Cheating makes the next learning step harder. School builds on the basics. You learn your multiplication tables first so that when you get to fractions you are able to do the math. If you cheat on the basics, then you will have to cheat again to pass the next step. It’s much easier to learn the steps in progressive order to be successful.
Cheating kills trust. If you are caught cheating, then your teachers and parents will always have a hard time trusting you, even if you never cheat again. You will always carry that label on your head. If you cheat often, it becomes a habit that defines you as a person. You will have a hard time ever doing the hard work it takes to be successful in college and/or in a career.
Cheating causes stress. Whenever we do something wrong – lying, cheating, stealing – it takes an inordinate amount of energy to hide our wrongdoing, plus we spend energy worrying about getting caught. All of the worrying creates unnecessary stress in our lives.
Responding if your Teen is Accused of Cheating
If your teen is accused of cheating, you need to get him or her back on track. Many times, as a parent, our first response to any accusation is to defend our child! But considering the troubling number of teens who are cheating, it would be more helpful to stay calm and collect more information before jumping to any conclusions. For example, if your child’s teacher notifies you that your child cheated, talk to your child and get their side of the story first. Then set up an appointment with your teen’s teacher and learn as much as you can about the situation – what happened, how, when, and what does the teacher think might have led to the cheating?
When determining an appropriate punishment, take into account whether it was your teen’s first time, whether the class he or she is in is too difficult for him or her, whether peer pressure was involved, and how the school will handle the situation. These factors should make a difference in how you handle the situation at home.
Make sure that your child knows how to organize his or her homework and manage his or her time. These are important skills that will help him or her be successful throughout life, but they need to be taught. If your child has poor organization and time management skills, it can make a big difference in his or her ability to study.
Additionally, consider what actions you might be able to take as the parent. You should be role modeling honesty and integrity. If a friend cheats on their tax return, you should tell your teens you don’t agree with this behavior. If you find a wallet full of money, make a point of turning it in. You should also be communicating that you love your child for who he or she is, not for their grades.
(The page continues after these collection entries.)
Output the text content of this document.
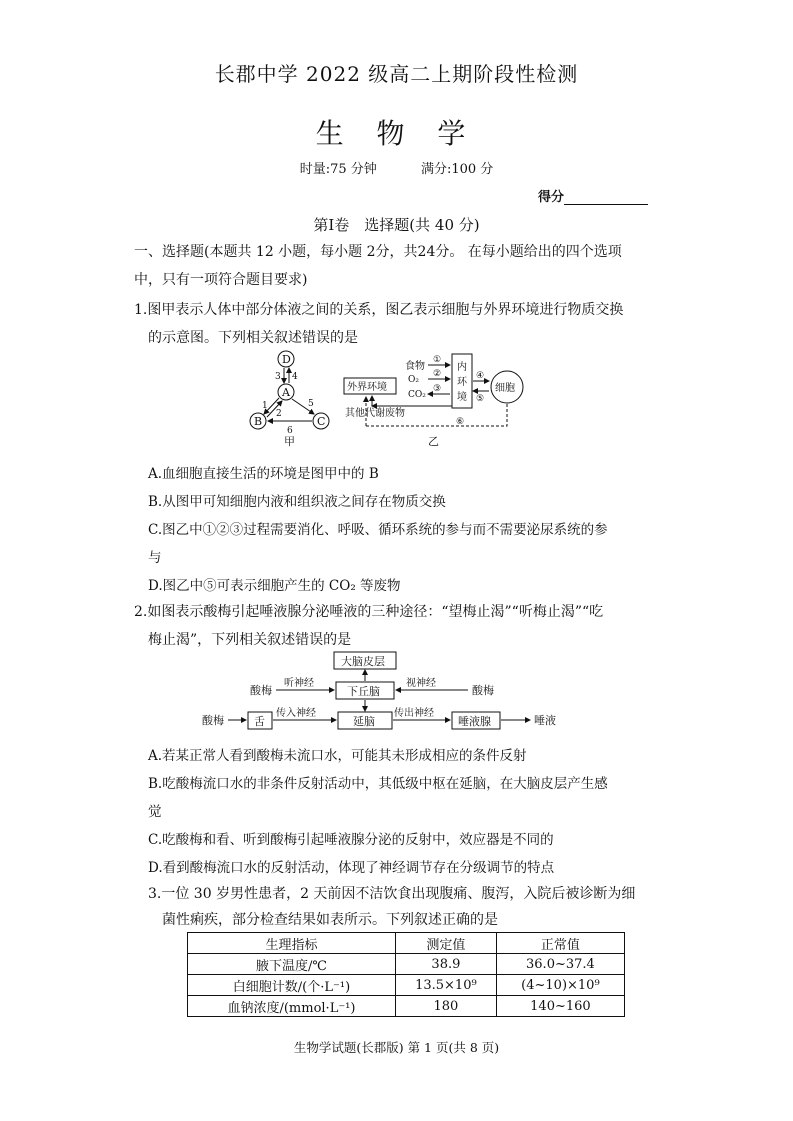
长郡中学 2022 级高二上期阶段性检测
生 物 学
时量:75 分钟	满分:100 分
得分
第Ⅰ卷　选择题(共 40 分)
一、选择题(本题共 12 小题，每小题 2分，共24分。 在每小题给出的四个选项
中，只有一项符合题目要求)
1.图甲表示人体中部分体液之间的关系，图乙表示细胞与外界环境进行物质交换
的示意图。下列相关叙述错误的是
D
A
B	C
3 4
1
2
5
6
甲
外界环境
食物
O₂
CO₂
①
②
③
内
环
境
④
⑤
细胞
其他代谢废物
⑥
乙
A.血细胞直接生活的环境是图甲中的 B
B.从图甲可知细胞内液和组织液之间存在物质交换
C.图乙中①②③过程需要消化、呼吸、循环系统的参与而不需要泌尿系统的参
与
D.图乙中⑤可表示细胞产生的 CO₂ 等废物
2.如图表示酸梅引起唾液腺分泌唾液的三种途径：“望梅止渴”“听梅止渴”“吃
梅止渴”，下列相关叙述错误的是
大脑皮层
下丘脑
酸梅
听神经
酸梅
视神经
酸梅	舌
传入神经
延脑
传出神经
唾液腺	唾液
A.若某正常人看到酸梅未流口水，可能其未形成相应的条件反射
B.吃酸梅流口水的非条件反射活动中，其低级中枢在延脑，在大脑皮层产生感
觉
C.吃酸梅和看、听到酸梅引起唾液腺分泌的反射中，效应器是不同的
D.看到酸梅流口水的反射活动，体现了神经调节存在分级调节的特点
3.一位 30 岁男性患者，2 天前因不洁饮食出现腹痛、腹泻，入院后被诊断为细
菌性痢疾，部分检查结果如表所示。下列叙述正确的是
生理指标	测定值	正常值
腋下温度/℃	38.9	36.0~37.4
白细胞计数/(个·L⁻¹)	13.5×10⁹	(4~10)×10⁹
血钠浓度/(mmol·L⁻¹)	180	140~160
生物学试题(长郡版) 第 1 页(共 8 页)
Too much grade pressure on your child could spur them to desperate measures to please you.
Recognize when to be concerned. Sometimes, excessive lying, stealing, or cheating can mean that your child has a behavior problem that you should be concerned about. If your child consistently lies or steals and does not feel bad about it, destroys other people’s property, shoplifts, skips school often, does not have many friends, or is deliberately mean to animals, you should talk to his pediatrician and the school counselor. It is possible that he has conduct disorder or another behavioral problem that needs to be addressed. Or, these could be signs that he has a learning or developmental disability, or is being bullied. These problems are not your or his fault, and with the help of the right professional he can overcome them.